I've recommended Signal (then TextSecure) to a number of non-technically savvy friends as a trustworthy app that takes security seriously. Moxie is somewhat unique in this respect, among the sea of proprietary apps put out by larger shops. Upon seeing these "X is on Signal" messages, I had a number of people contacting me with concerns. At least the outward appearance is that Signal is somehow leaking contact data to their servers. Presumably it is also alerting people to the fact that "Joe" is a Signal user, despite no communication with that user having taken place.
I realize that phone numbers are probably hashed before being sent, with only local contact data being displayed, but it has people concerned nonetheless. It starts to err more towards convenience, ease of use, and network building above security.
I think we should push for Axolotl (the cryptosystem used by Signal, which is an improvement on OTR) support in Ricochet and get a Ricochet phone app.
Ricochet uses Tor hidden services to anonymise your social graph, which is something you don't do with Signal (not to mention that Signal does identity key lookups with phone numbers). I'm not sure there's a low-latency way to do VOIP anonymously. The best method I know of is to literally record and send audio files, which have a few seconds of latency.
you can easily enumerate this data anyway, though. Just go through your contact list and try to add people. You could come up with an elaborate system where the other person has to confirm you, but everyone knows that's rubbish and users hate it. Sorry for the late response, I forgot I made this comment.

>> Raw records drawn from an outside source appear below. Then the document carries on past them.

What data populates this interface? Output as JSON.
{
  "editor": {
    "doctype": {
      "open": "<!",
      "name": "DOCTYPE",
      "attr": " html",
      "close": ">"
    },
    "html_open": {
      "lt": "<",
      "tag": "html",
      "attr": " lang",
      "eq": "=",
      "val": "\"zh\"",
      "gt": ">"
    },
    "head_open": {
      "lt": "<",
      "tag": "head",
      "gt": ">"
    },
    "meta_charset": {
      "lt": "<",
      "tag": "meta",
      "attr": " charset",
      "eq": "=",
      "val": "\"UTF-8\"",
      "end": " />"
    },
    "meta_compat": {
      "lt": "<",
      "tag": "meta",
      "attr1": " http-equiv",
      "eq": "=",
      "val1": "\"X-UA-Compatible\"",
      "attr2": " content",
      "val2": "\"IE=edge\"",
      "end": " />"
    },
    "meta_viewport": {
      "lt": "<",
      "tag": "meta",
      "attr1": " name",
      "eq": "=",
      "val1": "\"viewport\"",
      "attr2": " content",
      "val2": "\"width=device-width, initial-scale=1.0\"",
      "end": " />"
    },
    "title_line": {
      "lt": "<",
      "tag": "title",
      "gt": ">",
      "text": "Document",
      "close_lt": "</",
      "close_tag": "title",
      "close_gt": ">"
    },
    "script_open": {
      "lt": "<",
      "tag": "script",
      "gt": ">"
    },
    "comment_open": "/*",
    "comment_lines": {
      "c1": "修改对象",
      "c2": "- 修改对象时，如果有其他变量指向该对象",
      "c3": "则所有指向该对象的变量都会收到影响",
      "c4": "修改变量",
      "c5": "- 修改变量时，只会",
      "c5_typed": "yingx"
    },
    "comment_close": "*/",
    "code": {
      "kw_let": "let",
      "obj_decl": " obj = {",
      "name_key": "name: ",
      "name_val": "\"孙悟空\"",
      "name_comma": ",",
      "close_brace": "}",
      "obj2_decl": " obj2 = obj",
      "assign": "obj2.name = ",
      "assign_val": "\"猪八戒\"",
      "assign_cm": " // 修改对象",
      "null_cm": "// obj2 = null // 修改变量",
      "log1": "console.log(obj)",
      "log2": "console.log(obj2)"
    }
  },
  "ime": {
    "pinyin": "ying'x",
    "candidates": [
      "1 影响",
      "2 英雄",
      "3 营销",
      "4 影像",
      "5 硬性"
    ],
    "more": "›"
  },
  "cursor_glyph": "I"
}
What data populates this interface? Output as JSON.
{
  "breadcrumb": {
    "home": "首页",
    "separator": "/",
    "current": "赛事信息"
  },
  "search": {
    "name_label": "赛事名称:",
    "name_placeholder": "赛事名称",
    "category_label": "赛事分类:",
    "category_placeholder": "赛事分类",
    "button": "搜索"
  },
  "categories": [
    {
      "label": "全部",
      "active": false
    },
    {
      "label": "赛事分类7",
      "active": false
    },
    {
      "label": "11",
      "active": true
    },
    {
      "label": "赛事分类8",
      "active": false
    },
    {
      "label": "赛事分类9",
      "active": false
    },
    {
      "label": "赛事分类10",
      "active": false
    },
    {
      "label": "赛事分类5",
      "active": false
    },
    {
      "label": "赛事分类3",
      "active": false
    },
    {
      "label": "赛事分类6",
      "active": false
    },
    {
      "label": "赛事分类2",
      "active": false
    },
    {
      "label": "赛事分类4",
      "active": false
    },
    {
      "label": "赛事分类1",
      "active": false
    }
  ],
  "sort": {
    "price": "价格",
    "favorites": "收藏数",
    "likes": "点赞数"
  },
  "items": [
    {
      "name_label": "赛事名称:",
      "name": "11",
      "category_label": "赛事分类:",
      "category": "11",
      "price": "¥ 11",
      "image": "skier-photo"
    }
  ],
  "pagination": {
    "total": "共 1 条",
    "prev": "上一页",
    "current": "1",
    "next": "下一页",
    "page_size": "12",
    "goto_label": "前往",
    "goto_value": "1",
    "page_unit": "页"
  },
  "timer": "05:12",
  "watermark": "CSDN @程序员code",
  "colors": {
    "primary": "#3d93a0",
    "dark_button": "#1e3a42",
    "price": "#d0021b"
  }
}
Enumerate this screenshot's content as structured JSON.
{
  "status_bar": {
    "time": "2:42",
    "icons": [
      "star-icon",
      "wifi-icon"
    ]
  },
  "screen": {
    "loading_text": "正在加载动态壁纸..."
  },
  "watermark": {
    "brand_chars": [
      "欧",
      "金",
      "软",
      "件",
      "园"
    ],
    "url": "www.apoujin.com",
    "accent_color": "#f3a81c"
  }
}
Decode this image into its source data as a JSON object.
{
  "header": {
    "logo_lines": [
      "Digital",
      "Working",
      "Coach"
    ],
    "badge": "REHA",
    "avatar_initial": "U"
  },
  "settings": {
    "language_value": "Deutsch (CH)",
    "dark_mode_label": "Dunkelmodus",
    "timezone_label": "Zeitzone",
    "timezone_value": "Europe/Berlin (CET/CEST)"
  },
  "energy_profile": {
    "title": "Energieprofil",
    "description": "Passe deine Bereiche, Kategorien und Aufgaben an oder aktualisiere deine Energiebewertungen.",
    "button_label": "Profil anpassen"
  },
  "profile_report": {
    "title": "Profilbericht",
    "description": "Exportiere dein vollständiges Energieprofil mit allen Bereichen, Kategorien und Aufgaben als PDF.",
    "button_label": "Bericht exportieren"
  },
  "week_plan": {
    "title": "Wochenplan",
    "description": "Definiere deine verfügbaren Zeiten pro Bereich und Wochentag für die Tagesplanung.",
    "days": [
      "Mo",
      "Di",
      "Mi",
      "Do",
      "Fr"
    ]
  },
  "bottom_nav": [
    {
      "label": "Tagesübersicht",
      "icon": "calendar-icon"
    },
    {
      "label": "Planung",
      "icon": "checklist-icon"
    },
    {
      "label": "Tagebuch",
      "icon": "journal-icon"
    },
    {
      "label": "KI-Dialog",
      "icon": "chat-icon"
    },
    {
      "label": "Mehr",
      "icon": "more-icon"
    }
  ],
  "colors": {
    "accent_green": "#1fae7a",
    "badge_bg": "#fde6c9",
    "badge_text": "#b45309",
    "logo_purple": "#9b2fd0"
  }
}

Yes I'm well aware at the ease in which someone could build a client that would provide such a feature had it not been included. Moxie takes great care not to provide mere illusions of security (or in this case obscurity) such as self-destructing messages or other features of that ilk. I appreciate it, and it's a big part of why I use and recommend projects affiliated with Open Whisper. Still don't believe it was the right decision to blast users with a notification from every Signal user in your contacts. Let Telegram or Whatsapp or some other crap play that game.
I realize that phone numbers are probably hashed before being sent, with only local contact data being displayed, but it has people concerned nonetheless. It starts to err more towards convenience, ease of use, and network building above security.